Not super relevant or anything but I just can't help but share my favorite profanity filter story, so here you go.
I worked at a place that had a profanity filter in two parts.
The first part was in C, several pages of if (!strcmp(x, a)) return 0;
After all that, it then invokes popen() to ssh to another machine and run a shell script there, which contains several more pages of string comparisons, this time in shell.
I might be wrong but I think it's about censoring the 'hell' in 'shell'. Because some parts of the world consider words like 'hell' and 'damn' to be profane.
Hold on, what? Okay, return false if they aren't equal, then open another process to repeat this method once again in the shell... I can't guess the reason. Would you know if there is any reason this might have been done?
I wouldn't know the real reason for sure, but this seems plausible:
1) They got tired of having to modify C code and wait for the deploy cycle to modify the filter
2) Using, for example, the database would be more work than calling a shell script. On top of that, it might actually be beyond the abilities of the programmer involved.

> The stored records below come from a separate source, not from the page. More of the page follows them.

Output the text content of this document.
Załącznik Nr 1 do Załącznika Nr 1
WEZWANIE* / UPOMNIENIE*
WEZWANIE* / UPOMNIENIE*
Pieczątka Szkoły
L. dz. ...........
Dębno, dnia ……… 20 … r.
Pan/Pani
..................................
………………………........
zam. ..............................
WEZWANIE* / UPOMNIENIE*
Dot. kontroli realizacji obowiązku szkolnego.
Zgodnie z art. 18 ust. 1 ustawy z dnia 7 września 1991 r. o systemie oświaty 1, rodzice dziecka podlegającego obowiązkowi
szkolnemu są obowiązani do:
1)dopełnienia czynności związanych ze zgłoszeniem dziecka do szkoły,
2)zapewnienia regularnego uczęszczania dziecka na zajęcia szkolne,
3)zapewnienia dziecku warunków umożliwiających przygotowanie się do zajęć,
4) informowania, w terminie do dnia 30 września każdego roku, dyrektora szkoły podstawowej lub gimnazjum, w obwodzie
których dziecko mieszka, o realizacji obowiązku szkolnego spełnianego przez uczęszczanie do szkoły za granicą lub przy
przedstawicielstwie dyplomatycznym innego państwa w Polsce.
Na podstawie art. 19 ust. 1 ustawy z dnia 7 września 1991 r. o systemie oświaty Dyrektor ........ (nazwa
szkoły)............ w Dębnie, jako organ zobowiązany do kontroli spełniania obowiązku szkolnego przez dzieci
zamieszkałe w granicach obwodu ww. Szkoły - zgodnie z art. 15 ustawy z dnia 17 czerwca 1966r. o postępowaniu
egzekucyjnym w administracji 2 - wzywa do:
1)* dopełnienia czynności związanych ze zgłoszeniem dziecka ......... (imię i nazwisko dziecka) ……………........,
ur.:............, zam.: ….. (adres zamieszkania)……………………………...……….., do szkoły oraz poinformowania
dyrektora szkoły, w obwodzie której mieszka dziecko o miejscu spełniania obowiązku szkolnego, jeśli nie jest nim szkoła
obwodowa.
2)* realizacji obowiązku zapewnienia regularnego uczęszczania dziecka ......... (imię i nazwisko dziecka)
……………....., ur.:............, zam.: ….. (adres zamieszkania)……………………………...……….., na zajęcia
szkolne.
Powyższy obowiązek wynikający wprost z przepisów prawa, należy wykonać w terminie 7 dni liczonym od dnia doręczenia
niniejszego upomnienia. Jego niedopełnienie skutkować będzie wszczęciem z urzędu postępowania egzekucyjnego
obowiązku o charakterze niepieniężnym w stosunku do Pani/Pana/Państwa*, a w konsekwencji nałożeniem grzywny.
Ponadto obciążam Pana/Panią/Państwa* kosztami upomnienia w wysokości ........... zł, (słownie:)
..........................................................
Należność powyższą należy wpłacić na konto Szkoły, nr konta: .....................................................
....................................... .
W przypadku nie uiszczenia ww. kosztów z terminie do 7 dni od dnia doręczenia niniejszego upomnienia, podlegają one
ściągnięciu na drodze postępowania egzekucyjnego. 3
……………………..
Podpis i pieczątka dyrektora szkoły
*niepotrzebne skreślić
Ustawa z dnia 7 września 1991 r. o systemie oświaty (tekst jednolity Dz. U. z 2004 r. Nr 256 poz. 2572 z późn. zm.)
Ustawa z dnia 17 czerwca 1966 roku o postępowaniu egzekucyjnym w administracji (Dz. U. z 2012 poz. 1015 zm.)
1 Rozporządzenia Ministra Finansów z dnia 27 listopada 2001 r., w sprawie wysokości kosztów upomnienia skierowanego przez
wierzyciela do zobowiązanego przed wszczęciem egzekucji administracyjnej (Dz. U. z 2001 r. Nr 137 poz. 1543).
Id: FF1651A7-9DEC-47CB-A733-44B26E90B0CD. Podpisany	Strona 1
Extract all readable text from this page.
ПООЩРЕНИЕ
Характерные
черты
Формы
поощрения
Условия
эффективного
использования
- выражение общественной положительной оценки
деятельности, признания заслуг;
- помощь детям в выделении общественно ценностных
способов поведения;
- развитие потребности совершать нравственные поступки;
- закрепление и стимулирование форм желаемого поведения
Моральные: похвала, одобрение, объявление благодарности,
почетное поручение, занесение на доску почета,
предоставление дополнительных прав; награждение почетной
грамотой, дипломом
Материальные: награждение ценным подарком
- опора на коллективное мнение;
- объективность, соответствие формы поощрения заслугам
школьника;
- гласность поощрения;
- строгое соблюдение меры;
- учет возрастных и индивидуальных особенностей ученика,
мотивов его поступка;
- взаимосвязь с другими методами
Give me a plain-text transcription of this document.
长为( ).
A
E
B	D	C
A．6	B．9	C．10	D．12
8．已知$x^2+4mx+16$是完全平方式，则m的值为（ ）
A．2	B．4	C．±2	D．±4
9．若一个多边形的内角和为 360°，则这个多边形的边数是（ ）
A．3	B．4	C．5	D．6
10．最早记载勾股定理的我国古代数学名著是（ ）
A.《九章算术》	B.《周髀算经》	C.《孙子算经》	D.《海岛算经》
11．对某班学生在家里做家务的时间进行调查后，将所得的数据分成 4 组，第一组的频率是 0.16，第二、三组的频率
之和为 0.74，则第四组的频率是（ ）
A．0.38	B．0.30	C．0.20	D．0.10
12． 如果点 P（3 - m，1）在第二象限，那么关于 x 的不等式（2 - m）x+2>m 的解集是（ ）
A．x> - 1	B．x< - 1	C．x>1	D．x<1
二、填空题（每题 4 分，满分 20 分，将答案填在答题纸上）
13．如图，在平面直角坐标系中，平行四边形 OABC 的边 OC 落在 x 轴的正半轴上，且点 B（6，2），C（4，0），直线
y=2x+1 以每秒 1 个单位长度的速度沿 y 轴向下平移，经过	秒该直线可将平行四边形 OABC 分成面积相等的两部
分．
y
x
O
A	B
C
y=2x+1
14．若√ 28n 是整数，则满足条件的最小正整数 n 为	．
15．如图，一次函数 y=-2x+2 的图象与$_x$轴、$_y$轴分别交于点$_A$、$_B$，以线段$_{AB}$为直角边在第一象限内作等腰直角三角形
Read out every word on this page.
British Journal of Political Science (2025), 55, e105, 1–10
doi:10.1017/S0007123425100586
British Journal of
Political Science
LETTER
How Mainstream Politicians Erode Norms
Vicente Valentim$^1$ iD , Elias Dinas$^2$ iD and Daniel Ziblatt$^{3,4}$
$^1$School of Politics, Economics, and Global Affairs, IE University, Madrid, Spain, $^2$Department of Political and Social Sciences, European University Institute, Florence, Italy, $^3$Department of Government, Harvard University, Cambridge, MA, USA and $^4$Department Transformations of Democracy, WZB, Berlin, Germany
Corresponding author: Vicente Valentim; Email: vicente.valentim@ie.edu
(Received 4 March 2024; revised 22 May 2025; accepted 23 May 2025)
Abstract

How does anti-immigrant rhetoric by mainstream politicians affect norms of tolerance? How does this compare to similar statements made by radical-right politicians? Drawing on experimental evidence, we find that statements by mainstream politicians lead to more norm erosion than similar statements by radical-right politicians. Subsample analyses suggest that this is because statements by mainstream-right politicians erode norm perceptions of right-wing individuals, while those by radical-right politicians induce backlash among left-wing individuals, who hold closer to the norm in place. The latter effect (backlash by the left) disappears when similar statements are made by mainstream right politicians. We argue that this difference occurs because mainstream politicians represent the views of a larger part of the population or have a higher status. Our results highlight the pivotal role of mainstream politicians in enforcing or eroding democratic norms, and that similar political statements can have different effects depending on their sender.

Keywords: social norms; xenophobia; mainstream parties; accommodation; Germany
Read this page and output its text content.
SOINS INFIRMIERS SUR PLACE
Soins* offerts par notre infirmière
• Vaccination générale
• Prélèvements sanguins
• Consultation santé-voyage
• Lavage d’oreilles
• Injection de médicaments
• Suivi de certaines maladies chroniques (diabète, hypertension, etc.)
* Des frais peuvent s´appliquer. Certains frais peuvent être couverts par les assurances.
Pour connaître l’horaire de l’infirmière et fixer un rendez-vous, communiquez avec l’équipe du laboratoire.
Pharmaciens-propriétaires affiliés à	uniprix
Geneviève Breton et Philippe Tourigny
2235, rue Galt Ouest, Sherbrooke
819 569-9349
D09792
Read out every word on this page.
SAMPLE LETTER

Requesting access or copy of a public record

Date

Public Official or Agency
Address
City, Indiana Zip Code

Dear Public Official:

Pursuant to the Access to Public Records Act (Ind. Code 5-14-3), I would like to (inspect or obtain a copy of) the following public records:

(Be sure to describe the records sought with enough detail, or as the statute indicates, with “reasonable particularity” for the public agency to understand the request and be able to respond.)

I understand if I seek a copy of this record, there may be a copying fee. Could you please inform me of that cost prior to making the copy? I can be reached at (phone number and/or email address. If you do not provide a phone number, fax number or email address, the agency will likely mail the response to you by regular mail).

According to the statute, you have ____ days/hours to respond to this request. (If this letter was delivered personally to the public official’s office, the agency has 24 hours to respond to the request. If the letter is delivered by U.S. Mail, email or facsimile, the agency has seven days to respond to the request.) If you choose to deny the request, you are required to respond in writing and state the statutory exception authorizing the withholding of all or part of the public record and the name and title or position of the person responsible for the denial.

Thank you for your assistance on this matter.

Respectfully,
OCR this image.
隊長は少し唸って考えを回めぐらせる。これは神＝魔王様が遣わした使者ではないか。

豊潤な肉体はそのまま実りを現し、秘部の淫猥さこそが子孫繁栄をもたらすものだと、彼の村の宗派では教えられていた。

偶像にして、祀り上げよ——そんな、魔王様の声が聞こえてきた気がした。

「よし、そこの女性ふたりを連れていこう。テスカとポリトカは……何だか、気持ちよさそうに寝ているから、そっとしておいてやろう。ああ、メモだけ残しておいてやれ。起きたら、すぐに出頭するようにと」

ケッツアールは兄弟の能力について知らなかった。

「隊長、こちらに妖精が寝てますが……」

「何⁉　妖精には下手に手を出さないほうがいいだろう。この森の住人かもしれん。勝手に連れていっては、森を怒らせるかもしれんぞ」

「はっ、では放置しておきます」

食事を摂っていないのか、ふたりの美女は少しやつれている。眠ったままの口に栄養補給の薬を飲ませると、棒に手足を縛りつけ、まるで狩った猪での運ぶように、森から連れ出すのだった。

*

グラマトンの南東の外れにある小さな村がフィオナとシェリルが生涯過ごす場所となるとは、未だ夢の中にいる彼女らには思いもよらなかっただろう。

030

3) The C code executes on an arbitrary machine. Hence the ssh to a specific machine, so that the shell script would only have to be maintained in one place
I worked at a place that had a profanity filter in two parts.
The first part was in C, several pages of if (!strcmp(x, a)) return 0;
After all that, it then invokes popen() to ssh to another machine and run a shell script there, which contains several more pages of string comparisons, this time in shell.